TRIBUNNEWS.COM – Kepala pengawas senjata kimia Internasional, Fernando Arias, meminta pemimpin baru Suriah untuk memberikan akses kepada penyelidik guna mencari tahu pelaku serangan yang menewaskan ribuan warga selama perang saudara.
Dalam pertemuan khusus Organisasi Pelarangan Senjata Kimia (OPCW), Arias mengatakan setelah Presiden Suriah, Bashar Al-Assad, digulingkan, ia telah melihat adanya sinyal positif dari pemerintahan baru Suriah untuk membersihkan negara itu dari senjata kimia.
Namun, hingga saat ini belum terlihat adanya pernyataan secara resmi dari pihak pemerintahan baru Suriah.
Menurut Arias, sejak runtuhnya rezim Assad, politik Suriah telah bangkit.
Ini ditandai dengan klarifikasi yang diberikan oleh pemerintahan baru Suriah kepada OPCW tentang luas dan cakupan program senjata kimia Suriah setelah 11 tahun inspeksi.
Dengan kesempatan ini, Arias berharap dapat mengidentifikasi pelaku serangan senjata kimia selama belasan tahun perang di Suriah.
“Para korban berhak agar para pelaku yang kami identifikasi diadili,” tegasnya, dikutip dari Al Jazeera.
Dalam waktu dekat, Arias akan meminta akses kepada pemerintahan baru Suriah agar Tim Investigasi dan Identifikasi OPCW dapat melakukan penyelidikan senjata kimia.
Menurut mekanisme gabungan PBB-OPCW, sejak 2015-2017, angkatan bersenjata Suriah telah menggunakan senjata kimia sebanyak sembilan kali.
Sementara, pelaku serangan hingga saat ini masih banyak yang belum diidentifikasi.
Sebagai informasi, pertemuan khusus dewan eksekutif OPCW ini diadakan di Den Haag pada Kamis (12/11/2024).
Pertemuan 41 anggota Dewan eksekutif OPCW ini membahas langkah selanjtunya setelah rezim Assad runtuh.
Sebelum pertemuan digelar, duta besar Amerika Serikat untuk OPCW, Nicole Shampaine mengatakan runtuhnya Assad ini menjadi kesempatan yang sangat besar dalam membersikan senjata kimia di Suriah.
“Kami ingin menuntaskan pekerjaan ini, dan ini benar-benar kesempatan bagi pemimpin baru Suriah untuk bekerja sama dengan komunitas internasional, bekerja sama dengan OPCW untuk menuntaskan pekerjaan ini sekali dan untuk selamanya,” kata Shampaine.
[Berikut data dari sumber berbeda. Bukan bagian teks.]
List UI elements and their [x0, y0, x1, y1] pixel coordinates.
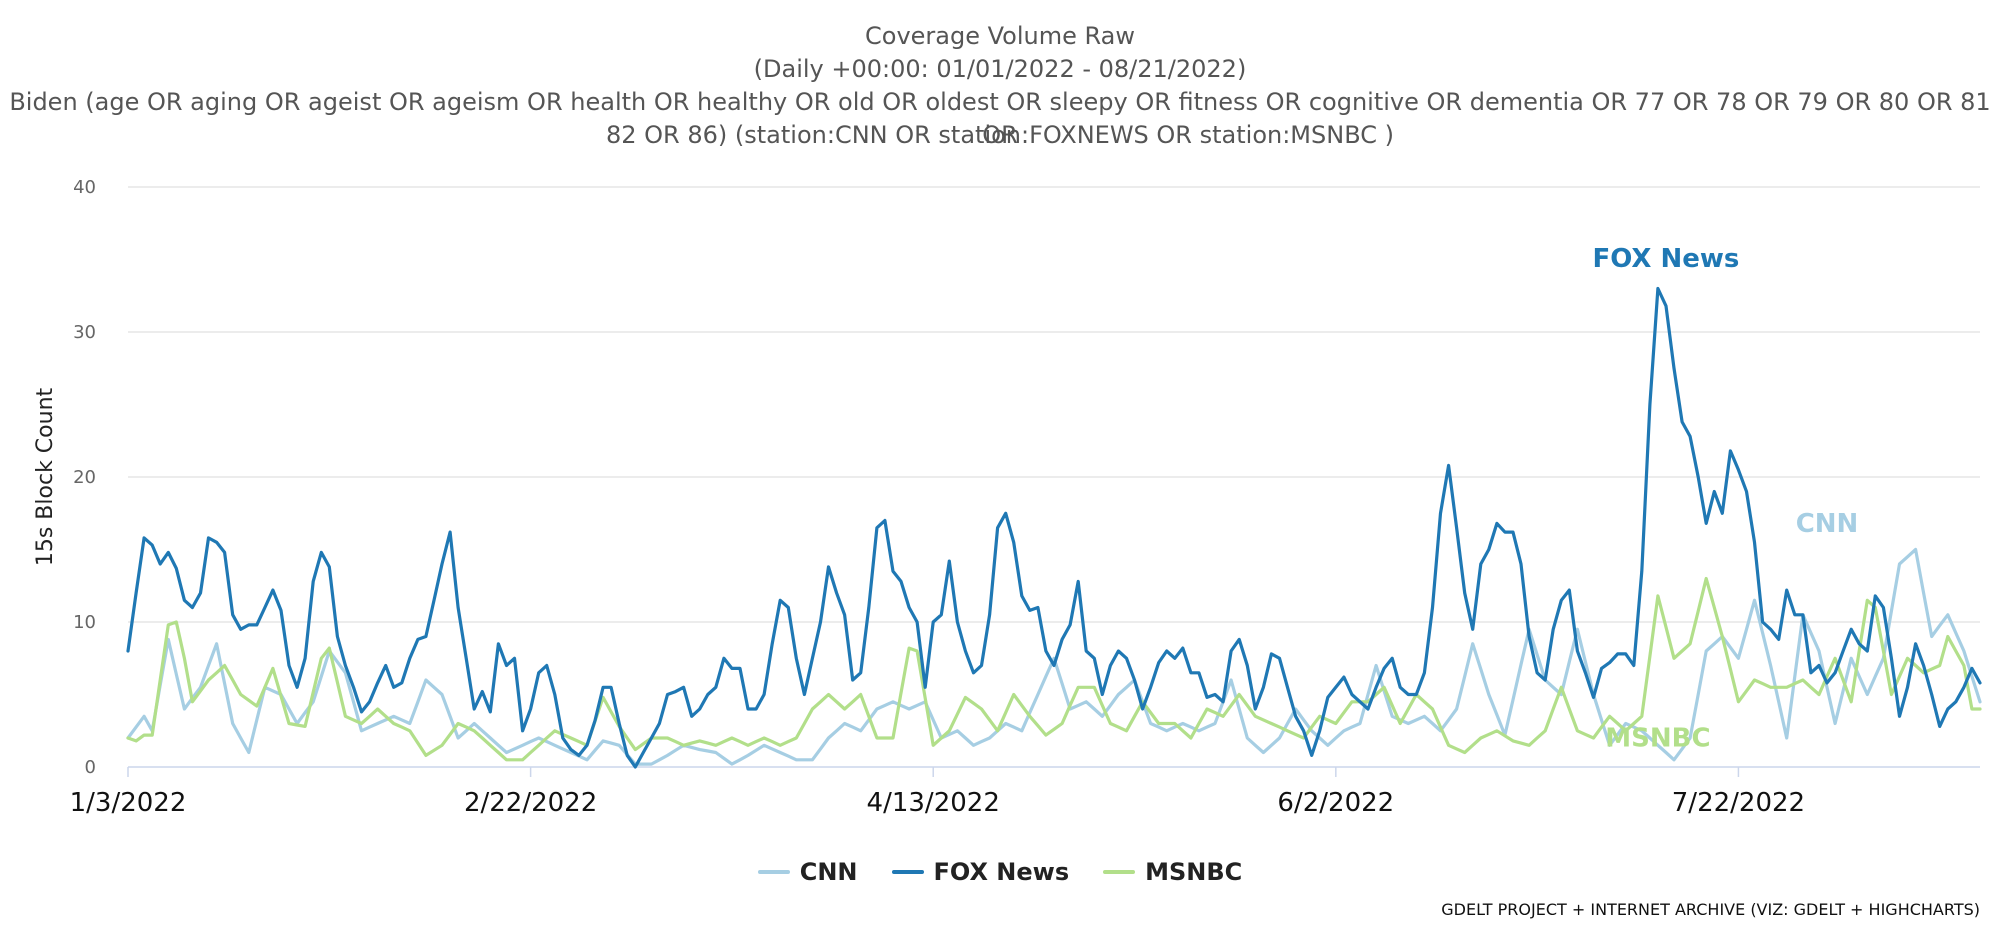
credits[interactable]: GDELT PROJECT + INTERNET ARCHIVE (VIZ: G…	[1441, 900, 1980, 919]
chart-subtitle: (Daily +00:00: 01/01/2022 - 08/21/2022)	[753, 55, 1247, 83]
y-tick-label: 40	[73, 177, 96, 198]
query-line-2: 82 OR 86) (station:CNN OR station:FOXNEW…	[606, 121, 1394, 149]
legend-item-msnbc[interactable]: MSNBC	[1103, 858, 1242, 886]
y-tick-label: 20	[73, 467, 96, 488]
x-tick-label: 4/13/2022	[867, 788, 1000, 818]
x-tick-label: 6/2/2022	[1277, 788, 1394, 818]
legend-swatch-cnn	[757, 870, 790, 874]
legend-swatch-fox-news	[891, 870, 924, 874]
x-tick-label: 7/22/2022	[1672, 788, 1805, 818]
legend-item-fox-news[interactable]: FOX News	[891, 858, 1070, 886]
annotation-label-fox-news: FOX News	[1592, 244, 1739, 274]
annotation-label-cnn: CNN	[1796, 509, 1859, 539]
x-tick-label: 2/22/2022	[464, 788, 597, 818]
series-line-msnbc	[126, 576, 1982, 762]
query-line-1: Biden (age OR aging OR ageist OR ageism …	[9, 88, 1991, 149]
y-tick-label: 30	[73, 322, 96, 343]
series-line-cnn	[126, 547, 1982, 766]
legend: CNN FOX News MSNBC	[0, 858, 2000, 886]
legend-item-cnn[interactable]: CNN	[757, 858, 858, 886]
legend-label-cnn: CNN	[799, 858, 858, 886]
annotation-label-msnbc: MSNBC	[1605, 724, 1710, 754]
legend-label-msnbc: MSNBC	[1145, 858, 1243, 886]
chart-title: Coverage Volume Raw	[865, 22, 1135, 50]
y-tick-label: 0	[85, 757, 96, 778]
y-tick-label: 10	[73, 612, 96, 633]
legend-swatch-msnbc	[1103, 870, 1136, 874]
legend-label-fox-news: FOX News	[933, 858, 1070, 886]
y-axis-title: 15s Block Count	[33, 387, 58, 566]
x-tick-label: 1/3/2022	[70, 788, 187, 818]
series-line-fox-news	[126, 286, 1982, 769]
Awal Mula Suriah Bergabung dengan OPCW
Pada 2013, Suriah memutuskan untuk bergabung dengan OPCW.
Namun dalam bergabungnya Suriah dengan OPCW, terdapat suatu kesepakatan, yaitu kesepakatan AS-Rusia.
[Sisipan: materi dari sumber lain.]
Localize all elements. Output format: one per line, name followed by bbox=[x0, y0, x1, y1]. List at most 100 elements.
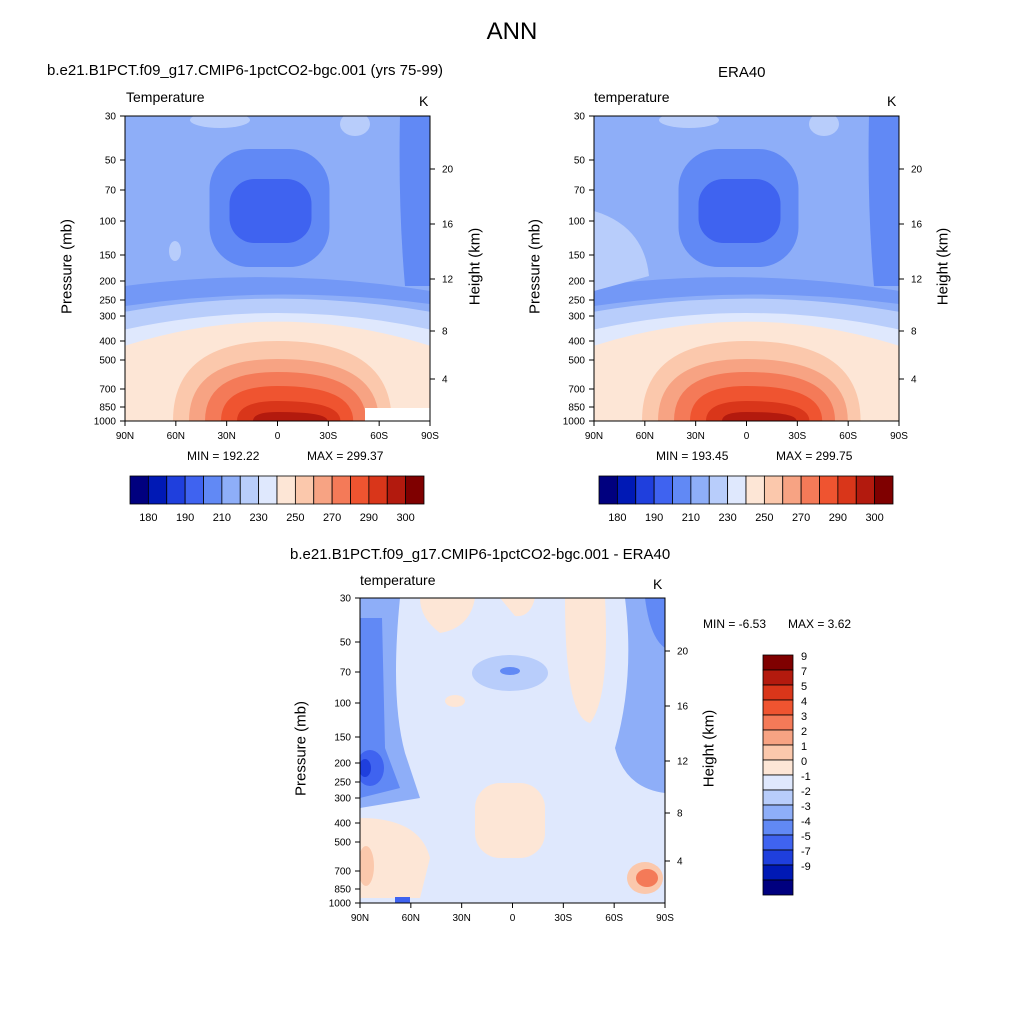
panel3-height-tick-label: 12 bbox=[677, 757, 689, 768]
panel2-colorbar-box bbox=[653, 475, 673, 505]
panel3-colorbar-box bbox=[762, 774, 794, 791]
panel1-colorbar-box bbox=[368, 475, 388, 505]
panel2-title: ERA40 bbox=[718, 64, 766, 81]
panel1-colorbar-label: 210 bbox=[213, 512, 231, 524]
panel2-colorbar-box bbox=[874, 475, 894, 505]
panel1-colorbar-label: 180 bbox=[139, 512, 157, 524]
panel2-ytick-label: 100 bbox=[568, 217, 585, 228]
panel3-xtick-label: 0 bbox=[510, 913, 516, 924]
panel3-colorbar-box bbox=[762, 729, 794, 746]
panel3-colorbar-label: 0 bbox=[801, 756, 807, 768]
panel1-colorbar-box bbox=[129, 475, 149, 505]
contour-band bbox=[125, 277, 430, 306]
panel2-colorbar-label: 210 bbox=[682, 512, 700, 524]
panel2-xtick-label: 60N bbox=[636, 431, 654, 442]
panel3-variable-label: temperature bbox=[360, 572, 436, 588]
panel2-colorbar-label: 270 bbox=[792, 512, 810, 524]
panel2-colorbar-box bbox=[763, 475, 784, 505]
panel3-ytick-label: 50 bbox=[340, 638, 352, 649]
panel1-colorbar-box bbox=[239, 475, 260, 505]
panel3-colorbar-label: 1 bbox=[801, 741, 807, 753]
contour-band bbox=[360, 818, 430, 898]
panel1-colorbar-label: 290 bbox=[360, 512, 378, 524]
contour-band bbox=[399, 116, 430, 286]
panel3-colorbar-box bbox=[762, 744, 794, 761]
panel3-units-label: K bbox=[653, 576, 663, 592]
panel3-ytick-label: 250 bbox=[334, 778, 351, 789]
panel3-ytick-label: 1000 bbox=[329, 899, 352, 910]
panel2-xtick-label: 90S bbox=[890, 431, 908, 442]
contour-band bbox=[445, 695, 465, 707]
contour-band bbox=[722, 412, 797, 421]
panel1-ytick-label: 150 bbox=[99, 251, 116, 262]
panel2-colorbar-label: 290 bbox=[829, 512, 847, 524]
panel2-colorbar-box bbox=[782, 475, 802, 505]
panel1-ytick-label: 250 bbox=[99, 296, 116, 307]
panel3-ytick-label: 400 bbox=[334, 819, 351, 830]
panel2-ytick-label: 30 bbox=[574, 112, 586, 123]
panel3-colorbar-box bbox=[762, 849, 794, 866]
contour-band bbox=[395, 897, 410, 903]
panel3-colorbar-box bbox=[762, 759, 794, 776]
panel2-units-label: K bbox=[887, 93, 897, 109]
panel1-colorbar-box bbox=[350, 475, 370, 505]
panel3-colorbar-label: -3 bbox=[801, 801, 811, 813]
panel3-ytick-label: 500 bbox=[334, 838, 351, 849]
contour-band bbox=[594, 211, 649, 291]
panel3-colorbar-box bbox=[762, 804, 794, 821]
panel1-colorbar-box bbox=[221, 475, 241, 505]
panel2-ytick-label: 150 bbox=[568, 251, 585, 262]
panel2-colorbar-label: 300 bbox=[865, 512, 883, 524]
panel1-ytick-label: 30 bbox=[105, 112, 117, 123]
panel3-height-tick-label: 8 bbox=[677, 809, 683, 820]
panel1-ytick-label: 200 bbox=[99, 277, 116, 288]
panel2-variable-label: temperature bbox=[594, 89, 670, 105]
panel2-xtick-label: 0 bbox=[744, 431, 750, 442]
panel3-height-tick-label: 20 bbox=[677, 647, 689, 658]
panel2-xtick-label: 30S bbox=[788, 431, 806, 442]
panel2-ytick-label: 500 bbox=[568, 356, 585, 367]
panel2-ytick-label: 1000 bbox=[563, 417, 586, 428]
panel2-ytick-label: 300 bbox=[568, 312, 585, 323]
panel1-ytick-label: 50 bbox=[105, 156, 117, 167]
panel2-colorbar-box bbox=[727, 475, 747, 505]
panel1-variable-label: Temperature bbox=[126, 89, 205, 105]
contour-band bbox=[360, 846, 374, 886]
panel1-colorbar-box bbox=[331, 475, 351, 505]
panel3-colorbar-label: -9 bbox=[801, 861, 811, 873]
contour-band bbox=[615, 598, 665, 793]
panel2-colorbar-box bbox=[635, 475, 655, 505]
panel2-colorbar-label: 190 bbox=[645, 512, 663, 524]
panel3-colorbar-box bbox=[762, 819, 794, 836]
panel2-ytick-label: 400 bbox=[568, 337, 585, 348]
contour-band bbox=[340, 116, 370, 136]
panel2-colorbar-box bbox=[690, 475, 710, 505]
panel2-max-label: MAX = 299.75 bbox=[776, 449, 853, 463]
contour-band bbox=[565, 598, 606, 723]
panel1-colorbar-box bbox=[313, 475, 333, 505]
missing-data-region bbox=[365, 408, 430, 421]
panel3-xtick-label: 30S bbox=[554, 913, 572, 924]
panel2-height-tick-label: 20 bbox=[911, 165, 923, 176]
panel2-height-tick-label: 4 bbox=[911, 375, 917, 386]
panel2-colorbar-box bbox=[672, 475, 692, 505]
panel2-ytick-label: 700 bbox=[568, 385, 585, 396]
panel3-ytick-label: 700 bbox=[334, 867, 351, 878]
panel1-min-label: MIN = 192.22 bbox=[187, 449, 260, 463]
panel2-colorbar-label: 250 bbox=[755, 512, 773, 524]
panel2-ylabel-right: Height (km) bbox=[934, 227, 952, 306]
panel3-ytick-label: 150 bbox=[334, 733, 351, 744]
panel1-ytick-label: 700 bbox=[99, 385, 116, 396]
panel3-colorbar-label: -7 bbox=[801, 846, 811, 858]
panel3-colorbar-box bbox=[762, 669, 794, 686]
panel3-xtick-label: 30N bbox=[452, 913, 470, 924]
panel2-colorbar-box bbox=[837, 475, 857, 505]
panel3-max-label: MAX = 3.62 bbox=[788, 617, 852, 631]
contour-band bbox=[169, 241, 181, 261]
panel1-xtick-label: 30S bbox=[319, 431, 337, 442]
panel3-ylabel-right: Height (km) bbox=[700, 709, 718, 788]
panel3-colorbar-box bbox=[762, 654, 794, 671]
panel1-colorbar-box bbox=[147, 475, 168, 505]
panel1-colorbar-box bbox=[386, 475, 407, 505]
panel1-ytick-label: 1000 bbox=[94, 417, 117, 428]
Di mana 1.300 metrik ton senjata kimia dan prekursor dihancurkan oleh masyarakat internasional.
Namun, ternyata Suriah masih memiliki amunisi terlarang selama ini yang belum dimusnahkan.
Amuninisi terlarang ini diduga digunakan selama perang saudara.
Akan tetapi, hal tersebut dibantah oleh Suriah yang diperintah Al-Assad dan sekutu militernya Rusia pada saat itu.
Penggulingan Assad
Sebagai informasi, pasukan rezim Assad dan kelompok antirezim kembali bentrok pada 27 November 2024.
Bentrokan antara 2 kelompok ini terjadi di daerah pedesaan sebelah barat Aleppo, kota besar di Suriah utara.
Bentrokan ini terjadi selama 10 hari.
Kelompok pemberontak melancarkan berbagai serangan hingga merebut kota-kota penting di Suriah.
Puncaknya terjadi pada hari Minggu (8/12/2024) ketika pemberontak yang didukung oleh unit-unit militer yang membelot menyebabkan rezim Assad runtuh setelah perang saudara selama 14 tahun.
Setelah digulingkan, Assad dilaporkan kabur dari Suriah dan berada di Moskow setelah mendapat tawaran suaka dari Rusia.
Hal tersebut dilaporkan oleh kantor berita Rusia, Interfax pada hari Minggu (8/12/2024).
Tak sendiri, Assad dikabarkan kabur dari Suriah bersama keluarganya.
“Presiden al-Assad dari Suriah telah tiba di Moskow. Rusia telah memberi mereka (dia dan keluarganya) suaka atas dasar kemanusiaan,” tulis Interfax, dikutip dari Al-Arabiya.